Are hedge fund activists value creators or just good stock pickers?
BY Yaelle Gang | August 7, 2020
Hedge fund activism is associated with higher short- and long-term returns, but is this because activists are value creators? Or are they just good stock pickers?
New research suggests the latter — that positive returns can be explained by the fact that hedge fund activists are good stock pickers with strong timing skills.
“There has been a lot of attention on the role that these hedge funds might have for . . . reshaping the governance of the companies targeted by hedge funds,” says Erasmo Giambona, a professor of finance at Syracuse University and one of the paper’s co-authors. Yet, no conclusive experimental approach has proven whether hedge funds actually create value.
The researchers felt it was important to revisit the issue and look at whether accounting for potential selection effect would lead to different results, he notes.

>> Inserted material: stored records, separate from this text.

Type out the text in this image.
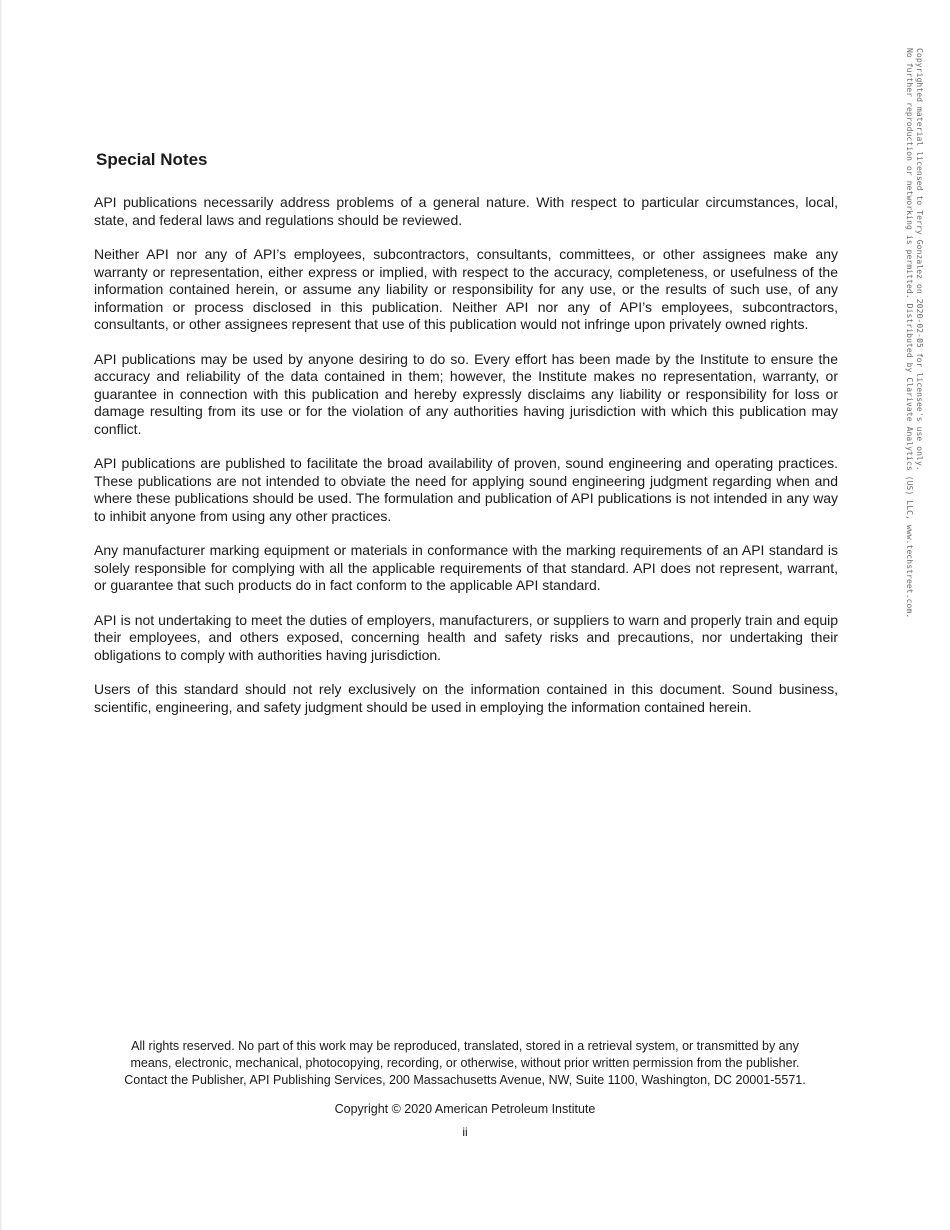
Special Notes

API publications necessarily address problems of a general nature. With respect to particular circumstances, local, state, and federal laws and regulations should be reviewed.

Neither API nor any of API’s employees, subcontractors, consultants, committees, or other assignees make any warranty or representation, either express or implied, with respect to the accuracy, completeness, or usefulness of the information contained herein, or assume any liability or responsibility for any use, or the results of such use, of any information or process disclosed in this publication. Neither API nor any of API’s employees, subcontractors, consultants, or other assignees represent that use of this publication would not infringe upon privately owned rights.

API publications may be used by anyone desiring to do so. Every effort has been made by the Institute to ensure the accuracy and reliability of the data contained in them; however, the Institute makes no representation, warranty, or guarantee in connection with this publication and hereby expressly disclaims any liability or responsibility for loss or damage resulting from its use or for the violation of any authorities having jurisdiction with which this publication may conflict.

API publications are published to facilitate the broad availability of proven, sound engineering and operating practices. These publications are not intended to obviate the need for applying sound engineering judgment regarding when and where these publications should be used. The formulation and publication of API publications is not intended in any way to inhibit anyone from using any other practices.

Any manufacturer marking equipment or materials in conformance with the marking requirements of an API standard is solely responsible for complying with all the applicable requirements of that standard. API does not represent, warrant, or guarantee that such products do in fact conform to the applicable API standard.

API is not undertaking to meet the duties of employers, manufacturers, or suppliers to warn and properly train and equip their employees, and others exposed, concerning health and safety risks and precautions, nor undertaking their obligations to comply with authorities having jurisdiction.

Users of this standard should not rely exclusively on the information contained in this document. Sound business, scientific, engineering, and safety judgment should be used in employing the information contained herein.

All rights reserved. No part of this work may be reproduced, translated, stored in a retrieval system, or transmitted by any
means, electronic, mechanical, photocopying, recording, or otherwise, without prior written permission from the publisher.
Contact the Publisher, API Publishing Services, 200 Massachusetts Avenue, NW, Suite 1100, Washington, DC 20001-5571.

Copyright © 2020 American Petroleum Institute

ii

Copyrighted material licensed to Terry Gonzalez on 2020-02-05 for licensee's use only.
No further reproduction or networking is permitted. Distributed by Clarivate Analytics (US) LLC, www.techstreet.com.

To do so, they used a matching methodology where, for each company targeted by a hedge fund, they tried to identify a companion company and then track the performance of both groups. If the matching was perfect, the companies targeted by hedge funds shouldn’t have performed better than those that weren’t. “When we actually implement this exercise, we find that that’s not the case,” he says. “In fact, companies that are very similar to hedge fund targets that were not targeted by hedge funds seems to perform better.”
The findings show that hedge funds aren’t really adding value, Giambona notes. “They are more or less capable of picking good stocks, stocks that will do well. But you could actually do even better if you pick stocks that are not targeted by hedge funds and potentially put in place changes to their governance that seem to be better than the changes put in place by hedge funds.”
Giambona suggests investors that may have previously thought they could invest in companies that recently became targets of hedge funds, with the assumption that hedge funds create value, should be cautious. “There are ways for companies to restructure that are even more powerful than the type of restructuring activities put in place by hedge funds.”
As such, he says investors should be careful not to overpay for stocks. “It might be worth putting in extra effort to identify companies that are very similar to hedge fund targets, but were not targeted by hedge funds to generate even more value.”